Que nos espera
Até que enfim superada a discussão - que beirava a bizantinice, sem descurar da importância em si - e autorizada a construção do complexo portuário Porto Sul. Alguns meses, pelo menos, foram perdidos no que diz respeito ao iniciar das obras, agora prováveis em 2014.
Muito vimos nas discussões menos proteção ao meio ambiente e mais defesa (velada) dos interesses portuários do Sul e do Sudeste. Ao lado do porto de Sauipe o que está prestes a instalar-se em Ilhéus redimensiona a logística de carga e descarga portuária e integra plenamente o Nordeste no projeto de corredores entre o Atlântico e o Pacífico.

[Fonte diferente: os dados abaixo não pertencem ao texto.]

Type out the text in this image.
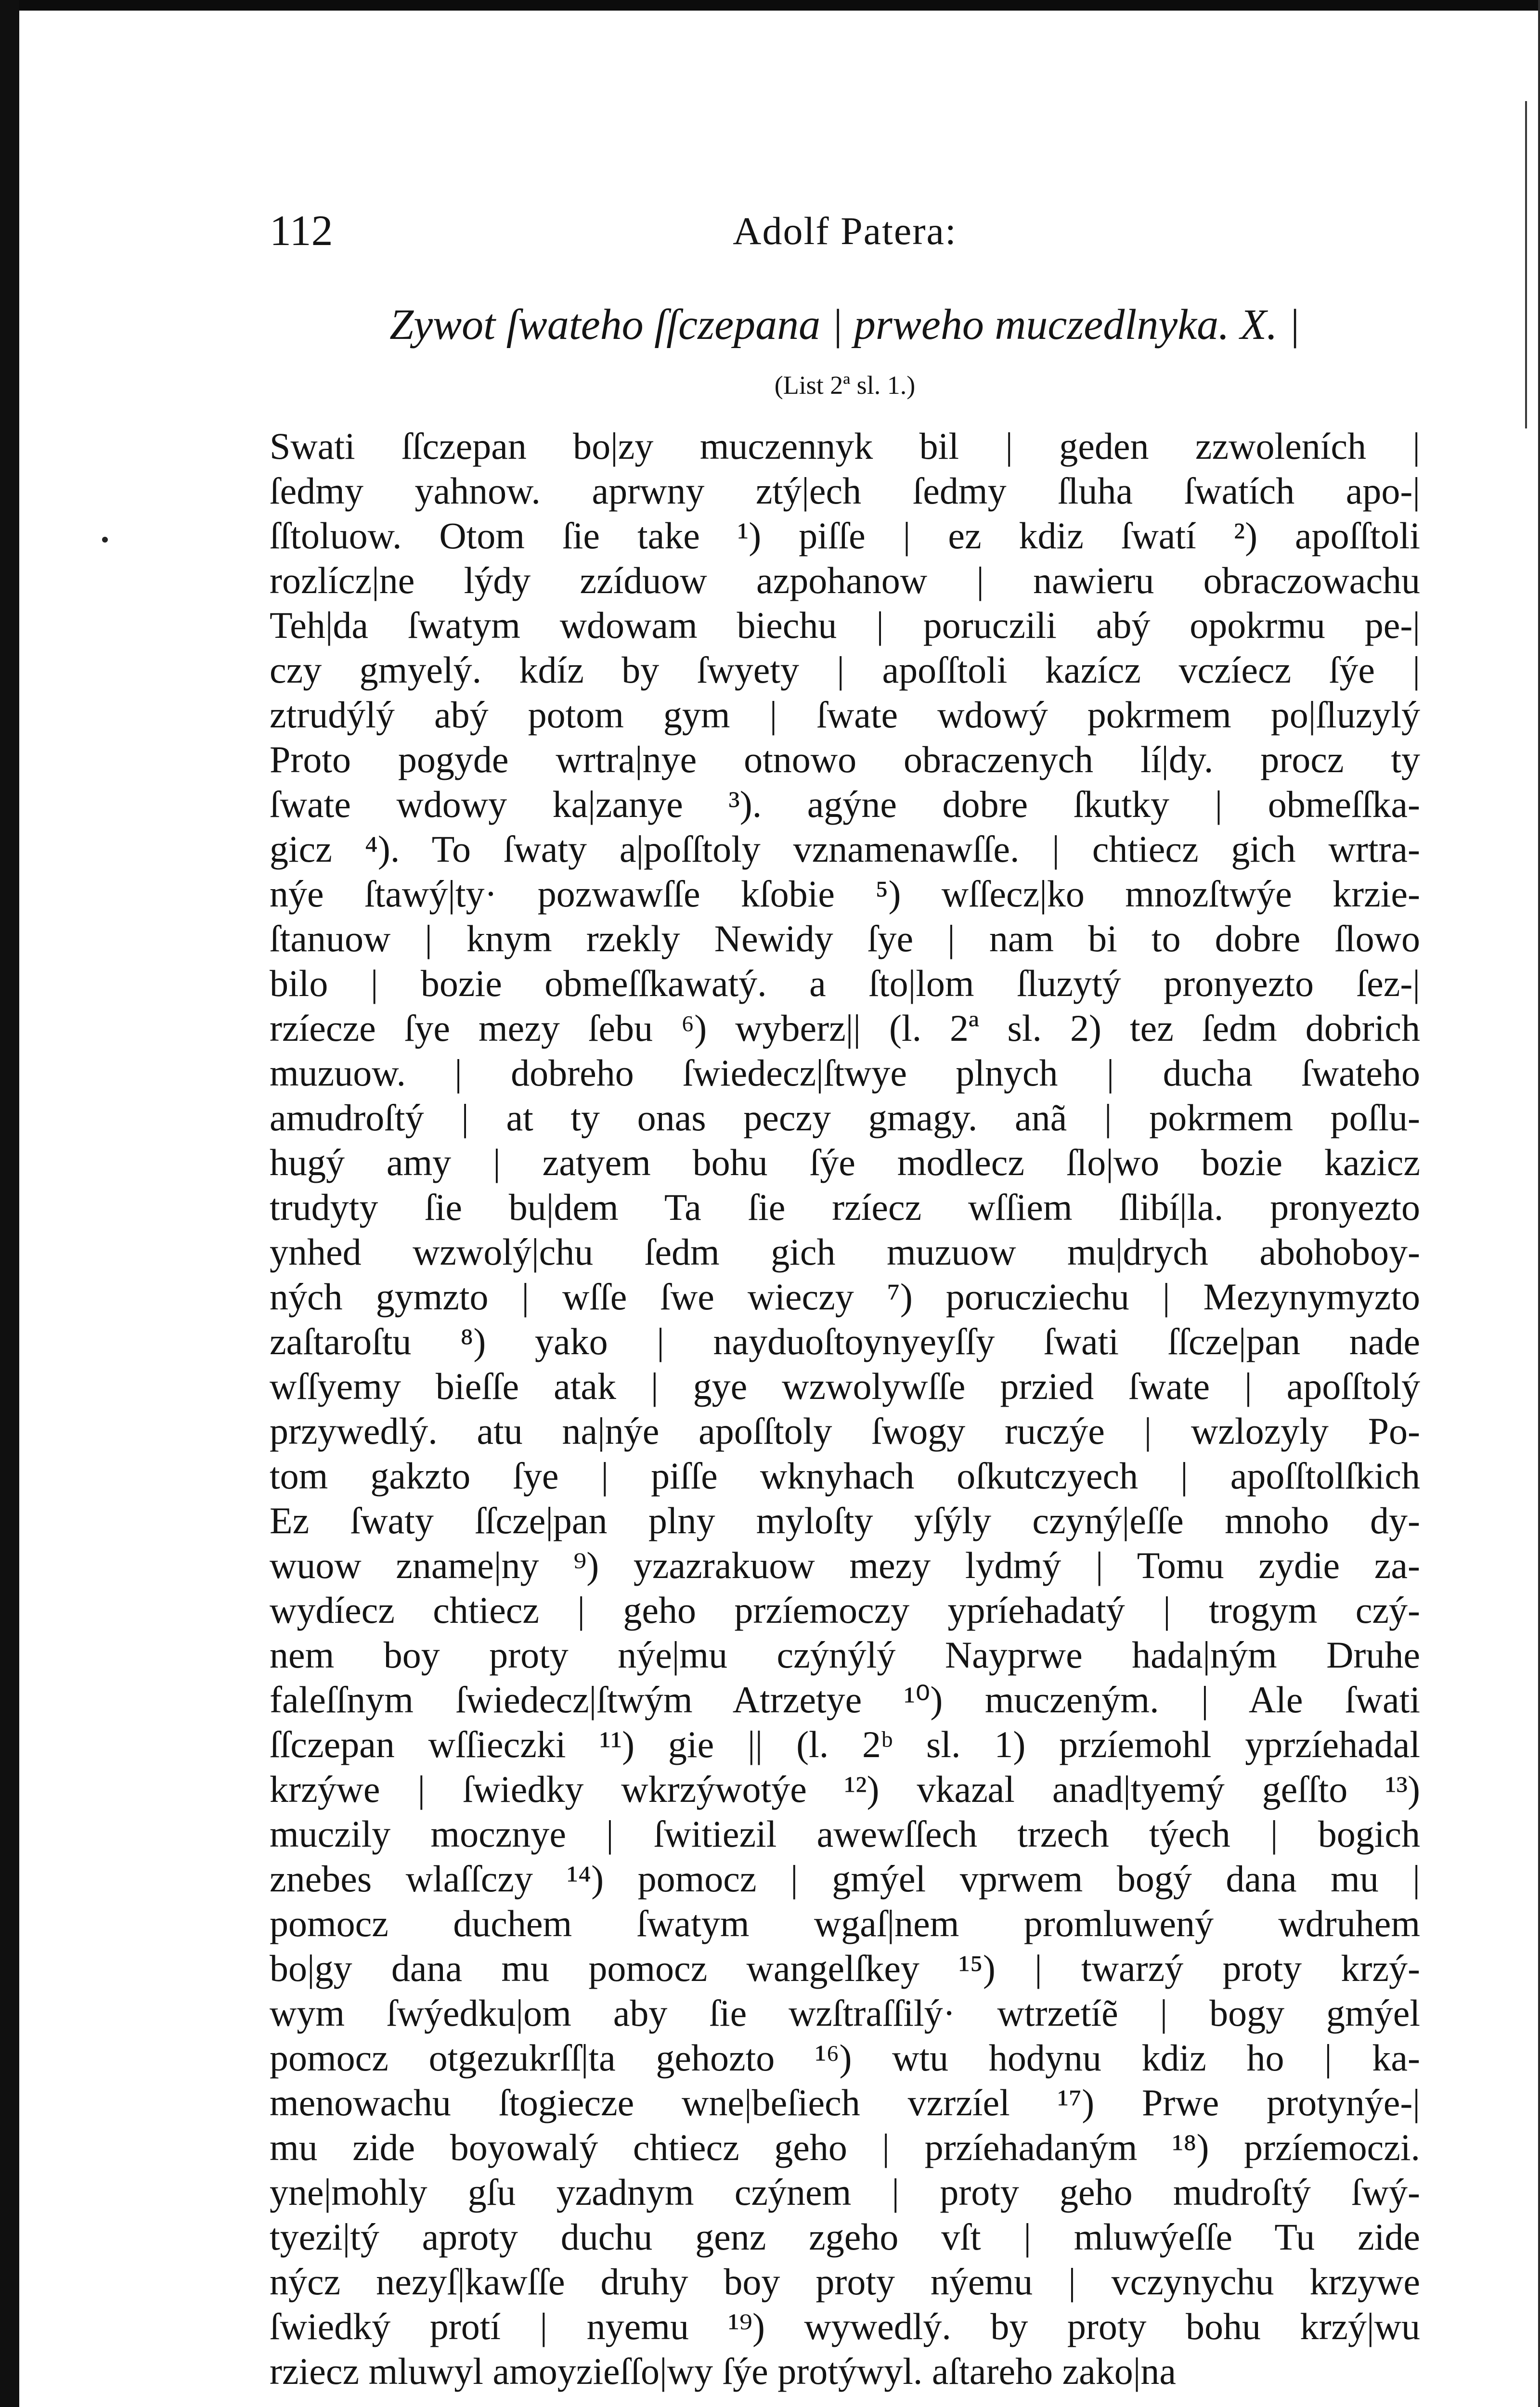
112	Adolf Patera:
Zywot ſwateho ſſczepana | prweho muczedlnyka. X. |
(List 2ª sl. 1.)
Swati ſſczepan bo|zy muczennyk bil | geden zzwoleních |
ſedmy yahnow. aprwny ztý|ech ſedmy ſluha ſwatích apo-|
ſſtoluow. Otom ſie take ¹) piſſe | ez kdiz ſwatí ²) apoſſtoli
rozlícz|ne lýdy zzíduow azpohanow | nawieru obraczowachu
Teh|da ſwatym wdowam biechu | poruczili abý opokrmu pe-|
czy gmyelý. kdíz by ſwyety | apoſſtoli kazícz vczíecz ſýe |
ztrudýlý abý potom gym | ſwate wdowý pokrmem po|ſluzylý
Proto pogyde wrtra|nye otnowo obraczenych lí|dy. procz ty
ſwate wdowy ka|zanye ³). agýne dobre ſkutky | obmeſſka-
gicz ⁴). To ſwaty a|poſſtoly vznamenawſſe. | chtiecz gich wrtra-
nýe ſtawý|ty· pozwawſſe kſobie ⁵) wſſecz|ko mnozſtwýe krzie-
ſtanuow | knym rzekly Newidy ſye | nam bi to dobre ſlowo
bilo | bozie obmeſſkawatý. a ſto|lom ſluzytý pronyezto ſez-|
rzíecze ſye mezy ſebu ⁶) wyberz|| (l. 2ª sl. 2) tez ſedm dobrich
muzuow. | dobreho ſwiedecz|ſtwye plnych | ducha ſwateho
amudroſtý | at ty onas peczy gmagy. anã | pokrmem poſlu-
hugý amy | zatyem bohu ſýe modlecz ſlo|wo bozie kazicz
trudyty ſie bu|dem Ta ſie rzíecz wſſiem ſlibí|la. pronyezto
ynhed wzwolý|chu ſedm gich muzuow mu|drych abohoboy-
ných gymzto | wſſe ſwe wieczy ⁷) porucziechu | Mezynymyzto
zaſtaroſtu ⁸) yako | nayduoſtoynyeyſſy ſwati ſſcze|pan nade
wſſyemy bieſſe atak | gye wzwolywſſe przied ſwate | apoſſtolý
przywedlý. atu na|nýe apoſſtoly ſwogy ruczýe | wzlozyly Po-
tom gakzto ſye | piſſe wknyhach oſkutczyech | apoſſtolſkich
Ez ſwaty ſſcze|pan plny myloſty yſýly czyný|eſſe mnoho dy-
wuow zname|ny ⁹) yzazrakuow mezy lydmý | Tomu zydie za-
wydíecz chtiecz | geho przíemoczy ypríehadatý | trogym czý-
nem boy proty nýe|mu czýnýlý Nayprwe hada|ným Druhe
faleſſnym ſwiedecz|ſtwým Atrzetye ¹⁰) muczeným. | Ale ſwati
ſſczepan wſſieczki ¹¹) gie || (l. 2ᵇ sl. 1) przíemohl yprzíehadal
krzýwe | ſwiedky wkrzýwotýe ¹²) vkazal anad|tyemý geſſto ¹³)
muczily mocznye | ſwitiezil awewſſech trzech týech | bogich
znebes wlaſſczy ¹⁴) pomocz | gmýel vprwem bogý dana mu |
pomocz duchem ſwatym wgaſ|nem promluwený wdruhem
bo|gy dana mu pomocz wangelſkey ¹⁵) | twarzý proty krzý-
wym ſwýedku|om aby ſie wzſtraſſilý· wtrzetíẽ | bogy gmýel
pomocz otgezukrſſ|ta gehozto ¹⁶) wtu hodynu kdiz ho | ka-
menowachu ſtogiecze wne|beſiech vzrzíel ¹⁷) Prwe protynýe-|
mu zide boyowalý chtiecz geho | przíehadaným ¹⁸) przíemoczi.
yne|mohly gſu yzadnym czýnem | proty geho mudroſtý ſwý-
tyezi|tý aproty duchu genz zgeho vſt | mluwýeſſe Tu zide
nýcz nezyſ|kawſſe druhy boy proty nýemu | vczynychu krzywe
ſwiedký protí | nyemu ¹⁹) wywedlý. by proty bohu krzý|wu
rziecz mluwyl amoyzieſſo|wy ſýe protýwyl. aſtareho zako|na
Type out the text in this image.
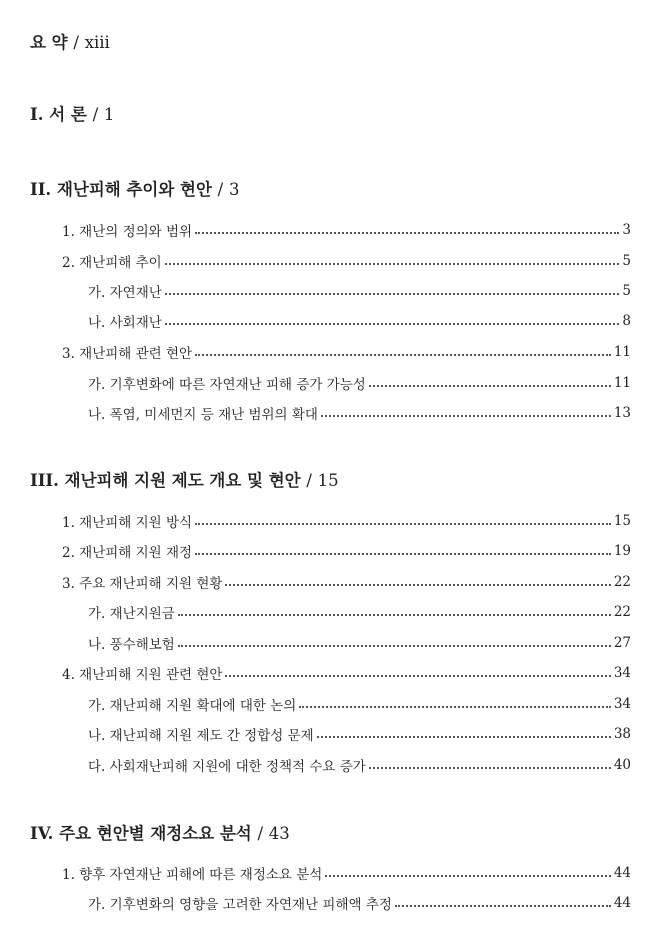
요 약 / xiii
I. 서 론 / 1
II. 재난피해 추이와 현안 / 3
1. 재난의 정의와 범위	3
2. 재난피해 추이	5
가. 자연재난	5
나. 사회재난	8
3. 재난피해 관련 현안	11
가. 기후변화에 따른 자연재난 피해 증가 가능성	11
나. 폭염, 미세먼지 등 재난 범위의 확대	13
III. 재난피해 지원 제도 개요 및 현안 / 15
1. 재난피해 지원 방식	15
2. 재난피해 지원 재정	19
3. 주요 재난피해 지원 현황	22
가. 재난지원금	22
나. 풍수해보험	27
4. 재난피해 지원 관련 현안	34
가. 재난피해 지원 확대에 대한 논의	34
나. 재난피해 지원 제도 간 정합성 문제	38
다. 사회재난피해 지원에 대한 정책적 수요 증가	40
IV. 주요 현안별 재정소요 분석 / 43
1. 향후 자연재난 피해에 따른 재정소요 분석	44
가. 기후변화의 영향을 고려한 자연재난 피해액 추정	44
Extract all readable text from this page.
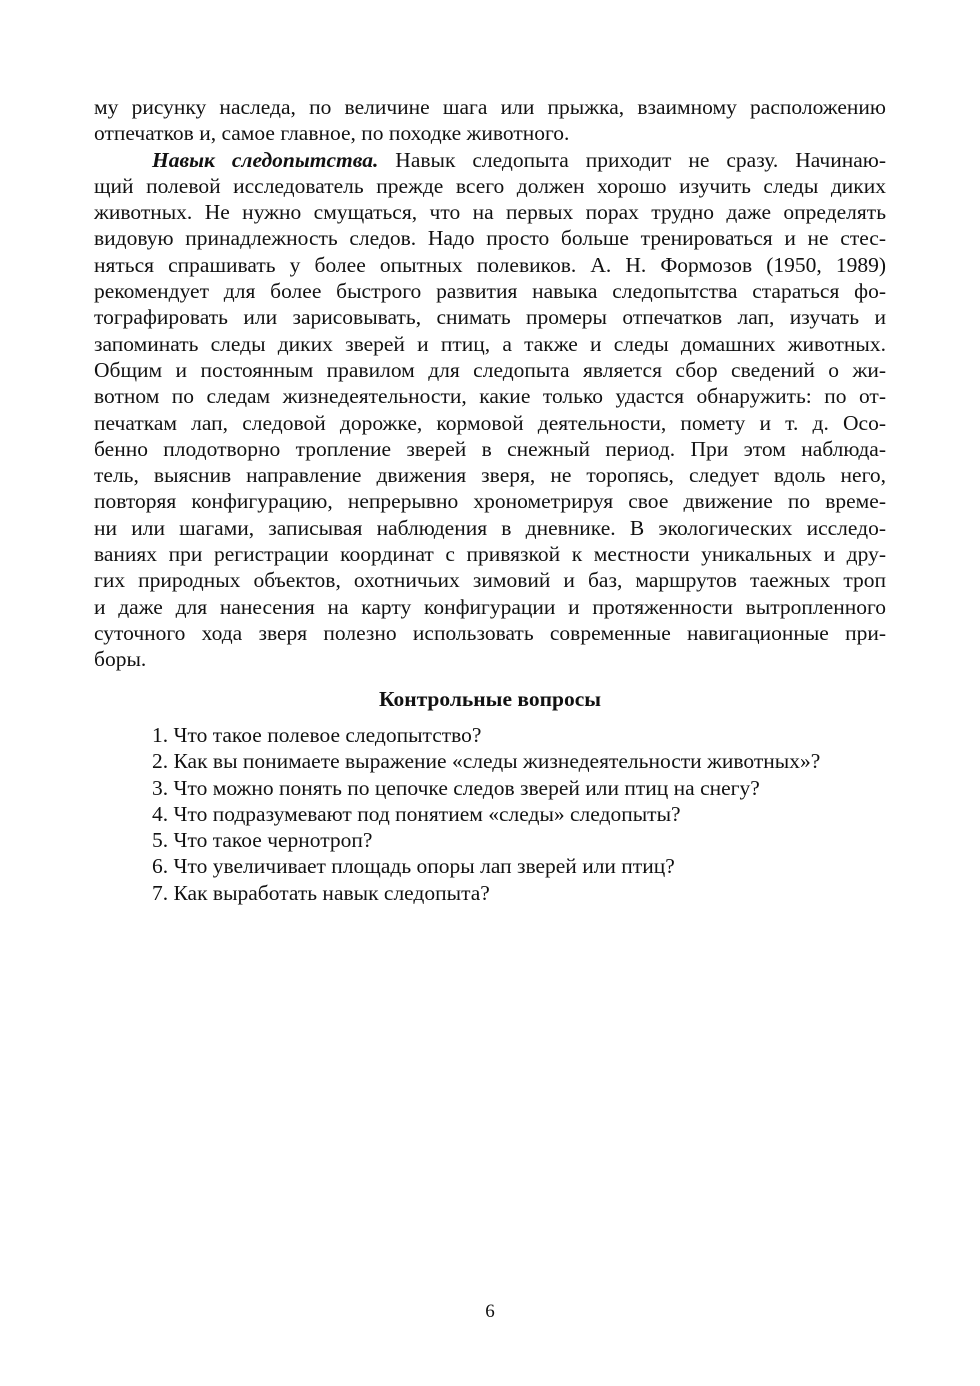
му рисунку наследа, по величине шага или прыжка, взаимному расположению
отпечатков и, самое главное, по походке животного.
Навык следопытства. Навык следопыта приходит не сразу. Начинаю-
щий полевой исследователь прежде всего должен хорошо изучить следы диких
животных. Не нужно смущаться, что на первых порах трудно даже определять
видовую принадлежность следов. Надо просто больше тренироваться и не стес-
няться спрашивать у более опытных полевиков. А. Н. Формозов (1950, 1989)
рекомендует для более быстрого развития навыка следопытства стараться фо-
тографировать или зарисовывать, снимать промеры отпечатков лап, изучать и
запоминать следы диких зверей и птиц, а также и следы домашних животных.
Общим и постоянным правилом для следопыта является сбор сведений о жи-
вотном по следам жизнедеятельности, какие только удастся обнаружить: по от-
печаткам лап, следовой дорожке, кормовой деятельности, помету и т. д. Осо-
бенно плодотворно тропление зверей в снежный период. При этом наблюда-
тель, выяснив направление движения зверя, не торопясь, следует вдоль него,
повторяя конфигурацию, непрерывно хронометрируя свое движение по време-
ни или шагами, записывая наблюдения в дневнике. В экологических исследо-
ваниях при регистрации координат с привязкой к местности уникальных и дру-
гих природных объектов, охотничьих зимовий и баз, маршрутов таежных троп
и даже для нанесения на карту конфигурации и протяженности вытропленного
суточного хода зверя полезно использовать современные навигационные при-
боры.
Контрольные вопросы
1. Что такое полевое следопытство?
2. Как вы понимаете выражение «следы жизнедеятельности животных»?
3. Что можно понять по цепочке следов зверей или птиц на снегу?
4. Что подразумевают под понятием «следы» следопыты?
5. Что такое чернотроп?
6. Что увеличивает площадь опоры лап зверей или птиц?
7. Как выработать навык следопыта?
6
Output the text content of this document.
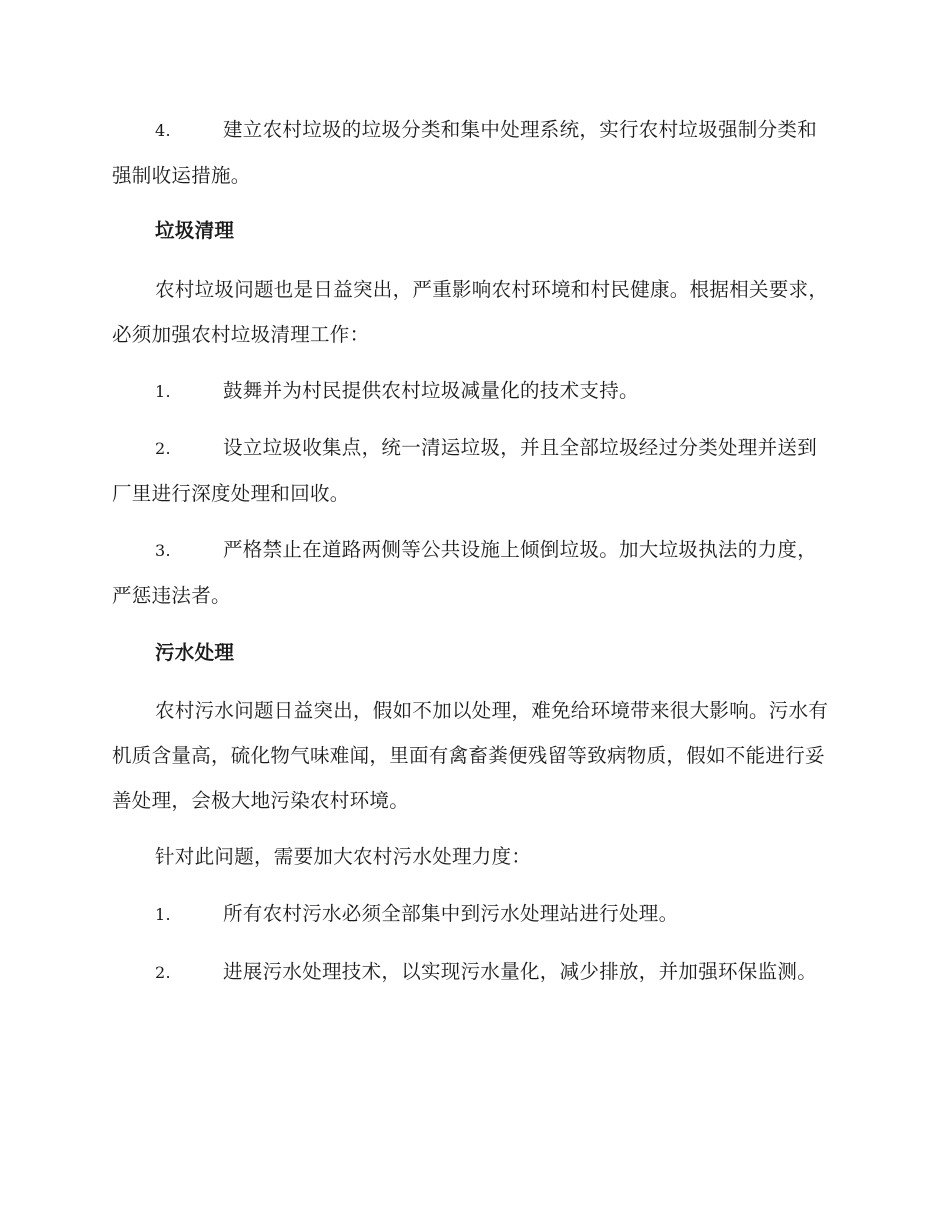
4.	建立农村垃圾的垃圾分类和集中处理系统，实行农村垃圾强制分类和强制收运措施。

垃圾清理

农村垃圾问题也是日益突出，严重影响农村环境和村民健康。根据相关要求，必须加强农村垃圾清理工作：

1.	鼓舞并为村民提供农村垃圾减量化的技术支持。

2.	设立垃圾收集点，统一清运垃圾，并且全部垃圾经过分类处理并送到厂里进行深度处理和回收。

3.	严格禁止在道路两侧等公共设施上倾倒垃圾。加大垃圾执法的力度，严惩违法者。

污水处理

农村污水问题日益突出，假如不加以处理，难免给环境带来很大影响。污水有机质含量高，硫化物气味难闻，里面有禽畜粪便残留等致病物质，假如不能进行妥善处理，会极大地污染农村环境。

针对此问题，需要加大农村污水处理力度：

1.	所有农村污水必须全部集中到污水处理站进行处理。

2.	进展污水处理技术，以实现污水量化，减少排放，并加强环保监测。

No momento muito é falado do porto ilheense como desaguadouro de produção do Centro-Oeste brasileiro. Mas, no futuro, receberá ele o desembarque de bens a serem destinados à costa do Pacífico, caminho mais curto para alcançar o leste asiático, assim que plenamente interligadas uma e outra costa através de um sistema rodo-ferroviário.
Que se iniciem as obras. Verão - inclusive aqueles lutaram contra o empreendimento - quanto perdemos com discussões tão prolongadas.
Já no imediato o futuro que nos espera.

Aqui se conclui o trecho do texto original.